Still, supporters of the proposal claim that the rule would help alleviate some housing discrimination issues. But Hans von Spakovsky, a fellow at the conservative Heritage Foundation, notes that such a rule does not deemphasize race in an effort to alleviate discrimination, but rather emphasizes it. He asserted that the Obama administration “too race conscious.” “It’s a sign that this administration seems to take race into account on everything,” Spakovsky said.
Tyler Durden of Zero Hedge characterized the proposal as an attempt to “create a wealth-adjusted community utopia.”
If passed, the proposal would have far-reaching consequences beyond its alleged aims, including empowering HUD with authority over local zoning laws. Gosar asserts it would allow the agency the power to dictate what types of homes can be built where, and who may live in them.
Gosar also warns that the rule had the potential to depress property values as cheaper homes crop up in wealthy neighborhoods, raise taxes, and even influence elections as more minorities are funneled into Republican-leaning neighborhoods.

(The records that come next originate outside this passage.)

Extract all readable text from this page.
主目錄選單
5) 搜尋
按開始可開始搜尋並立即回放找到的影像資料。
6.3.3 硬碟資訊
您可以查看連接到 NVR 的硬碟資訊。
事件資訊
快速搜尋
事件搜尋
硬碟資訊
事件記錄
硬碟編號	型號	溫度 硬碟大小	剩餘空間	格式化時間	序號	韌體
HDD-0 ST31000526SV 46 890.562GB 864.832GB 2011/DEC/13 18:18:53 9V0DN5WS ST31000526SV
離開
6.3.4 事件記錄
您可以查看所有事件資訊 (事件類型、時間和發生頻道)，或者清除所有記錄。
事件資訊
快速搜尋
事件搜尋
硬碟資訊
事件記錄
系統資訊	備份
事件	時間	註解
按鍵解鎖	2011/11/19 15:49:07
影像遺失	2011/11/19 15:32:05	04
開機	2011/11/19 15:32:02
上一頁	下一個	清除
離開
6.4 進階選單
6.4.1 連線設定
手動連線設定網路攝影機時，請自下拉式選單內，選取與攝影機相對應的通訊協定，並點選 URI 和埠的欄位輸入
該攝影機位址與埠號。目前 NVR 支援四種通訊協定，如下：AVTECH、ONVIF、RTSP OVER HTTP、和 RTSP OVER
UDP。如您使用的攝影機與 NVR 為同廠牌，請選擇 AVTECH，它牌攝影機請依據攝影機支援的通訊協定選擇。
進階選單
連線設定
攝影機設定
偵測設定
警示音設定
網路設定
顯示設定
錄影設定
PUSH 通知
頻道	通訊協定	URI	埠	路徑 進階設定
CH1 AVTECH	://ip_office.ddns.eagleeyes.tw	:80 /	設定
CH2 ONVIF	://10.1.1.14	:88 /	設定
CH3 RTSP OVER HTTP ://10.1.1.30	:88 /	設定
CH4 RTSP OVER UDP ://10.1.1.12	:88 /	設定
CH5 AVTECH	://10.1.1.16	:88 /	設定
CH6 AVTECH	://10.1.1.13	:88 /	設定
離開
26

The Supreme Court is expected to make a decision on a housing discrimination case in the coming weeks. The case concerns whether Texas violated the Fair Housing Act by disproportionately awarding low-income housing tax credits to developers who own properties in poor, minority-dominated neighborhoods. The court is being asked to weigh in on whether government policies that unintentionally create a disparate impact for minority communities violate federal laws against segregation. That decision could influence the future of HUD’s proposed rule.